Personal relationships and economic outcomes

The “Our World in Data” blog had an interesting post on the importance of personal relationships on economic outcomes. They worked off a study that analyzed the impact of the fall of the Berlin Wall to the growth in incomes across Germany. Below is an excerpt.

After the fall of the Berlin Wall in 1989 there was growth in incomes across Germany as a whole; but the interesting finding from Burchardi and Hassan is that income growth for households in West Germany who had ties to at least one relative in the East was much higher – six percentage points higher – than that of comparable households without such ties.

Burchardi and Hassan argue that West German households that had ties to East Germany had a comparative advantage in seizing the new economic opportunities in the East. Having personal relationships with East Germans gave them access to valuable economic information – information regarding local demand conditions, and about the quality of East German assets that were offered to investors.

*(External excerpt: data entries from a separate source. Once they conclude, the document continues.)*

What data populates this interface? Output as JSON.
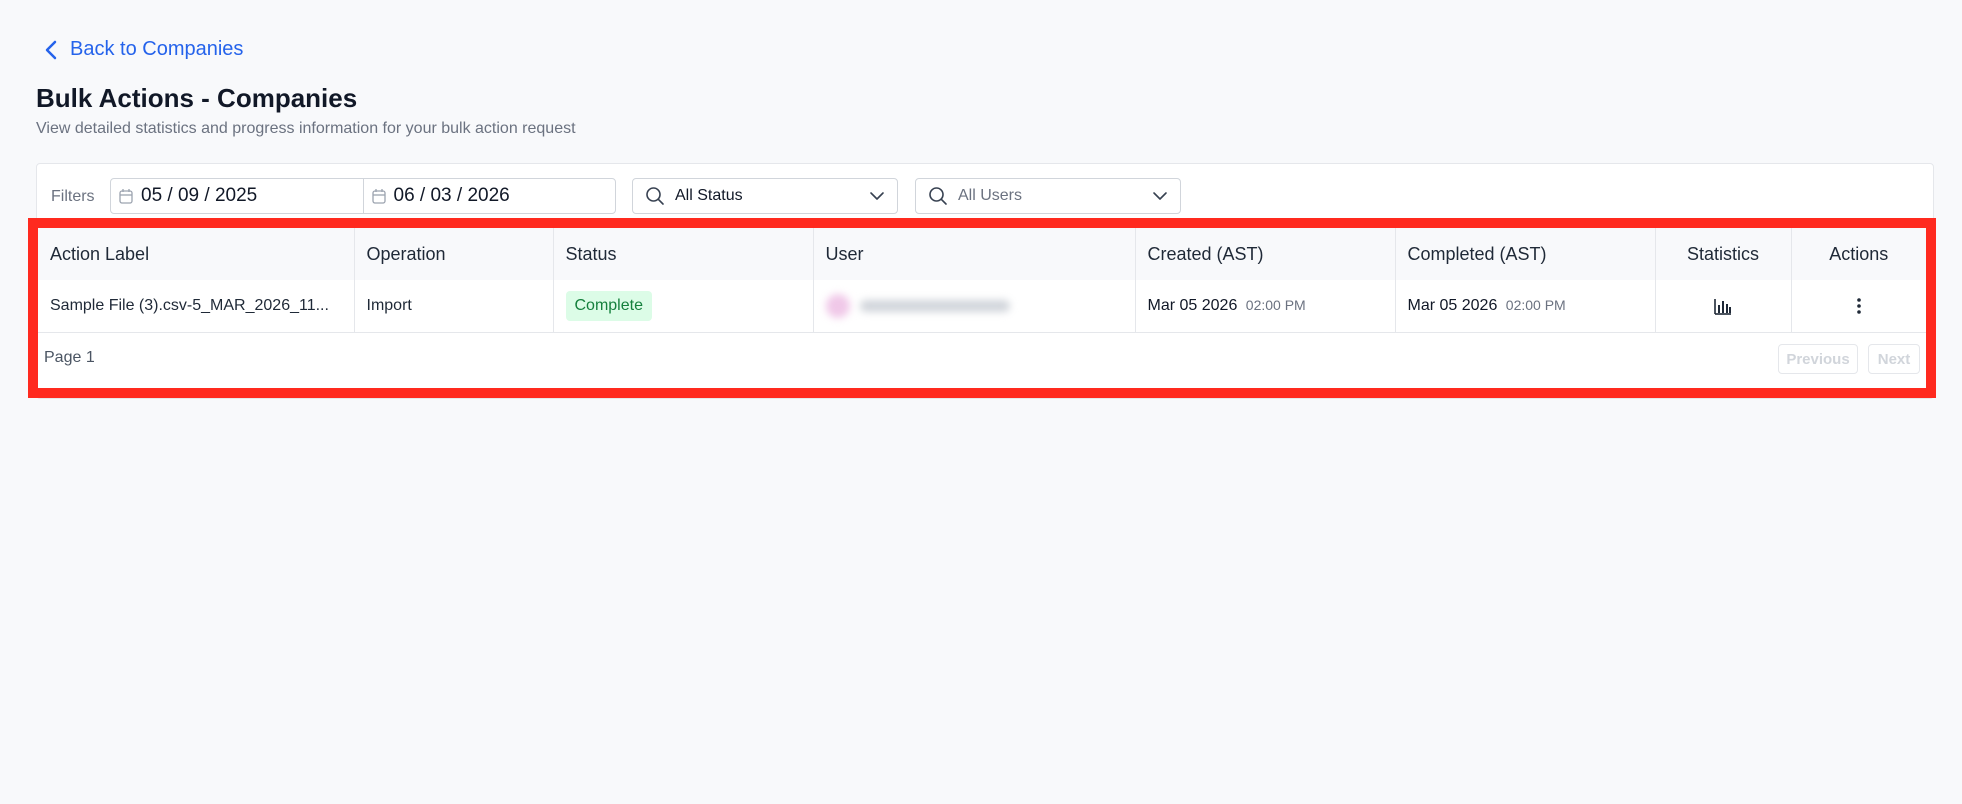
{
  "nav": {
    "back_label": "Back to Companies"
  },
  "header": {
    "title": "Bulk Actions - Companies",
    "subtitle": "View detailed statistics and progress information for your bulk action request"
  },
  "filters": {
    "label": "Filters",
    "date_from": "05 / 09 / 2025",
    "date_to": "06 / 03 / 2026",
    "status_value": "All Status",
    "users_placeholder": "All Users"
  },
  "table": {
    "columns": [
      "Action Label",
      "Operation",
      "Status",
      "User",
      "Created (AST)",
      "Completed (AST)",
      "Statistics",
      "Actions"
    ],
    "rows": [
      {
        "action_label": "Sample File (3).csv-5_MAR_2026_11...",
        "operation": "Import",
        "status": "Complete",
        "created_date": "Mar 05 2026",
        "created_time": "02:00 PM",
        "completed_date": "Mar 05 2026",
        "completed_time": "02:00 PM"
      }
    ]
  },
  "pagination": {
    "page_label": "Page 1",
    "previous_label": "Previous",
    "next_label": "Next"
  },
  "colors": {
    "accent": "#2563eb",
    "highlight": "#ff2a1f",
    "status_complete_bg": "#dcfce7",
    "status_complete_text": "#15803d"
  }
}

These gains from social connections actually added up at the regional level. West German regions that had a higher concentration of households with social ties to the East, enjoyed substantially higher growth in incomes in the early 1990s. A one standard deviation rise in the share of households with social ties to East Germany in 1989 was associated with a 4.6 percentage point rise in income per capita over six years.

The other interesting stat was a study from the Pew Research center that looked at how Americans found jobs in 2015.

Two things stood out – ~80% of Americans used online resources and information in 2015. I wonder if that number has gone up to 90% in the 4 years since.

And, second, 60%-70% of Americans mentioned connections in various ways – close friends or family, professional or work connections, and acquaintances. While this finding isn’t at odds with the use of internet tools thanks to the presence of social media, it speaks to the importance of networks in our ability to better our economic standing.

As someone who has been a beneficiary of these very networks, I find myself both grateful for the impact it has had on me and thoughtful about all the work that lies ahead to make these networks more accessible for those that really need it.